Bütün bunlar için ne tür yükümlülükler bekliyor, bankayı düşünün neler yok ki teminat, şahsi imza, yetmedi hanımdan izin ama sermaye piyasalarında işlem görmek için şeffaflık, hesap verilebilirlik, sorumluluk ve adilik ilkelerine sahip bir şirket yönetimi, yani evrensel standartlara uygun bir yönetim anlayışı.

Halka açılan şirketin ortakları şirketin mali ve organizasyonel  bilgileri ile karar alıp verecekler menfi kanaatin oluşmasına neden olan bilgiler sonucunda hisselerini satarak ayrılabileceklerdir.  Bu nedenle yukarda yer alan  bilgiler ışığında şirkete ait bilgilerin zamanında ve anlaşılabilir şekilde sessiz ortak yada yatırımcı ortakla paylaşılması gerekmekte ve burada  YATIRIMCI İLİŞKİLER BİRiMİ önem kazanmakta.

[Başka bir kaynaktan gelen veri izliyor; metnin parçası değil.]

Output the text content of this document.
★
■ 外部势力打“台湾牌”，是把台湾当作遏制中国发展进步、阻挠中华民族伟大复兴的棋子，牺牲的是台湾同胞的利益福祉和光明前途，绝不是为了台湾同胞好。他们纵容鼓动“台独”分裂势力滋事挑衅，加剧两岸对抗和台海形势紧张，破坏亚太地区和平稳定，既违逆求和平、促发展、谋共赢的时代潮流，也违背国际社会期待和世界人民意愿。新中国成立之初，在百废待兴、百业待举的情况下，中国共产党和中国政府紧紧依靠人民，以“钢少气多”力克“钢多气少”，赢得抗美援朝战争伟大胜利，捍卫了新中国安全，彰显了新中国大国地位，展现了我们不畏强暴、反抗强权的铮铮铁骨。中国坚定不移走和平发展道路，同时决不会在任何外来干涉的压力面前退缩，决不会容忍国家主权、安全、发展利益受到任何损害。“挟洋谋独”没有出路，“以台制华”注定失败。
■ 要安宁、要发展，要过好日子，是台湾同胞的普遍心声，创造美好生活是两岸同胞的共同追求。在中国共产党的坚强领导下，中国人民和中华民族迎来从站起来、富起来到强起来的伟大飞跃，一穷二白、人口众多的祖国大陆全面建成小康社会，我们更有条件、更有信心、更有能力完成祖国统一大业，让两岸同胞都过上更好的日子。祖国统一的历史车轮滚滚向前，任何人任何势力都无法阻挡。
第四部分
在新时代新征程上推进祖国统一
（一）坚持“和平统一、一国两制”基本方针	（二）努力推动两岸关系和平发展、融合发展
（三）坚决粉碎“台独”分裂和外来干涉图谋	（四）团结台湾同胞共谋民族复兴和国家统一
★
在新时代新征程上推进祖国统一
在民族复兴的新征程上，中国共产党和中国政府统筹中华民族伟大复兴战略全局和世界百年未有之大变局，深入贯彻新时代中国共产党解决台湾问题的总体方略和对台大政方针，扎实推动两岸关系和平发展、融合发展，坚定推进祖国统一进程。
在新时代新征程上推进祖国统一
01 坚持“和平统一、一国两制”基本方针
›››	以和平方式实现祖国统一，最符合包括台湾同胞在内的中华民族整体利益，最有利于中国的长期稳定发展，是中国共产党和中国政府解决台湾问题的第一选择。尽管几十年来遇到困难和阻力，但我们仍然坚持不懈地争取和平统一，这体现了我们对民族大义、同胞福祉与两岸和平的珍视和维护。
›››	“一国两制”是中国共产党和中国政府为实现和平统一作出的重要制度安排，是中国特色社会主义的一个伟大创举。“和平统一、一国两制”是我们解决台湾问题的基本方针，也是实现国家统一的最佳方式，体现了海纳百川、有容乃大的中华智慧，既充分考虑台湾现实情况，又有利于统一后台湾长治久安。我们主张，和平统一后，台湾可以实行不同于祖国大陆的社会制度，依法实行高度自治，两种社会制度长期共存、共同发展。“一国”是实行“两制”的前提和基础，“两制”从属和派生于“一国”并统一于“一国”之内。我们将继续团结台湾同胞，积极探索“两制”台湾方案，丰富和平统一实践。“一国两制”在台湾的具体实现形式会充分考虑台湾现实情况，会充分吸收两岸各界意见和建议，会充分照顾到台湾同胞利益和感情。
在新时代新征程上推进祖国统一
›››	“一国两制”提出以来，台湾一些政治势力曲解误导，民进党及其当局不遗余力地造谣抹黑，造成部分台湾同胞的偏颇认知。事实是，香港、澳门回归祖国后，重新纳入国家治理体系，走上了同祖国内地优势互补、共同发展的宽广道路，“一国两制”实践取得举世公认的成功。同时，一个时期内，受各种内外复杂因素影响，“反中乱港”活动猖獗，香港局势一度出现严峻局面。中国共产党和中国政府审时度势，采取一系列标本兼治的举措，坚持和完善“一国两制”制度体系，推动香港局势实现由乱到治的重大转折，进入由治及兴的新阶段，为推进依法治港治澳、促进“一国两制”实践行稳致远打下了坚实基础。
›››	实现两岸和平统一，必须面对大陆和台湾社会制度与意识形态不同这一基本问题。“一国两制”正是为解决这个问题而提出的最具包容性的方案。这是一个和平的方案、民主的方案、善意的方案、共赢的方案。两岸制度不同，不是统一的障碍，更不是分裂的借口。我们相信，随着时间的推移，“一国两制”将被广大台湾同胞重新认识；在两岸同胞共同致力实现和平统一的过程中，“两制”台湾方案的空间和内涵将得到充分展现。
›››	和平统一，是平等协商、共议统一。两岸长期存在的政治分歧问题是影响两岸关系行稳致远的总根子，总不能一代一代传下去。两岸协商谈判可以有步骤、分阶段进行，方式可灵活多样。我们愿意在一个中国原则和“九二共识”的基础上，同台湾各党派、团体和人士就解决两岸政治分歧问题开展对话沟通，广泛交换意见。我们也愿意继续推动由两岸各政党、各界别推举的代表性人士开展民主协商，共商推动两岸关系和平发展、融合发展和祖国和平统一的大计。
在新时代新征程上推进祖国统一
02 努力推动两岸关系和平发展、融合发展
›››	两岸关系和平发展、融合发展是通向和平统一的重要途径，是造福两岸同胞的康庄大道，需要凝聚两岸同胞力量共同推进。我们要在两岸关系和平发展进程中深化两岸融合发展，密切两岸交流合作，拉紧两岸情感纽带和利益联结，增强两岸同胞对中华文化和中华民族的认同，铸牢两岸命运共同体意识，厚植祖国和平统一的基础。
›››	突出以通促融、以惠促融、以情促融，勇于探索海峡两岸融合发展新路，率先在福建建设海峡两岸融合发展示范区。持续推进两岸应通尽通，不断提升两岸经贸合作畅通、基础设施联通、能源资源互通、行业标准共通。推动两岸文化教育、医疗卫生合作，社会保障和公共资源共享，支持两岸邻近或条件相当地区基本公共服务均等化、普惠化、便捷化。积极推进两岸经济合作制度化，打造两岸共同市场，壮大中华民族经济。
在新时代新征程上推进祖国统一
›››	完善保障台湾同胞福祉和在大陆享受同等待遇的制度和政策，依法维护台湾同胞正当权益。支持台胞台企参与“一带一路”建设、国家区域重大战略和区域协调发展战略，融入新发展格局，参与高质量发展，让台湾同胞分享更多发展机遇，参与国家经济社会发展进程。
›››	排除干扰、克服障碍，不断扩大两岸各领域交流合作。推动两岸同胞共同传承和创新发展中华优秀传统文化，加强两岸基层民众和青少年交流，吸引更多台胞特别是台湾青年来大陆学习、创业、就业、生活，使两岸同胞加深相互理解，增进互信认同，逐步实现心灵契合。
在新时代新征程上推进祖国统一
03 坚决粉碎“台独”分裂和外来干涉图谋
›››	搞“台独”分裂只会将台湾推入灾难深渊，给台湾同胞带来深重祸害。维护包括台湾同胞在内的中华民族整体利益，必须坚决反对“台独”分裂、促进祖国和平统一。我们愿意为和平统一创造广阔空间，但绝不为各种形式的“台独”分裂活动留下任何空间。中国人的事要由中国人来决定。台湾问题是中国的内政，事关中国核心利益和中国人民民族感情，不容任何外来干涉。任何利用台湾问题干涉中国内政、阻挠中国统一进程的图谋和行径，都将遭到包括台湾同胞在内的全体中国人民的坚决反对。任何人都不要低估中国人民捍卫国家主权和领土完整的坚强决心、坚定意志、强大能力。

Ancak bu tür birimler fonsiyonel olarak işlemedikçe, şirketlerde içselleştirilmedikçe yasal bir zorunluluğun yerine getirilmesi olarak görülüp etkin olmayan içi boşaltılmış kerhen kurulmuş işlevsiz birimlere dönüyor ve böylece yatırımcı ortak ile şirket arsındaki köprü çalışmıyor, bilginin yerini duyum hatta insider bilgi ile beslenen kirli bilgi alıyor ve sonunda , fiyat değer  ilişkisi de doğru çalışmıyor. Şirketler gerçekten şirket değerini artırmak istiyorlar ise YATIRIMCI İLİŞKİLERİ BİRİMİ işletme müdürü kadar takdir görmeli, gerçekten Avrupa, ABD standartlarında çalışmalı başka bir deyişle fonsiyonel olmalıdır.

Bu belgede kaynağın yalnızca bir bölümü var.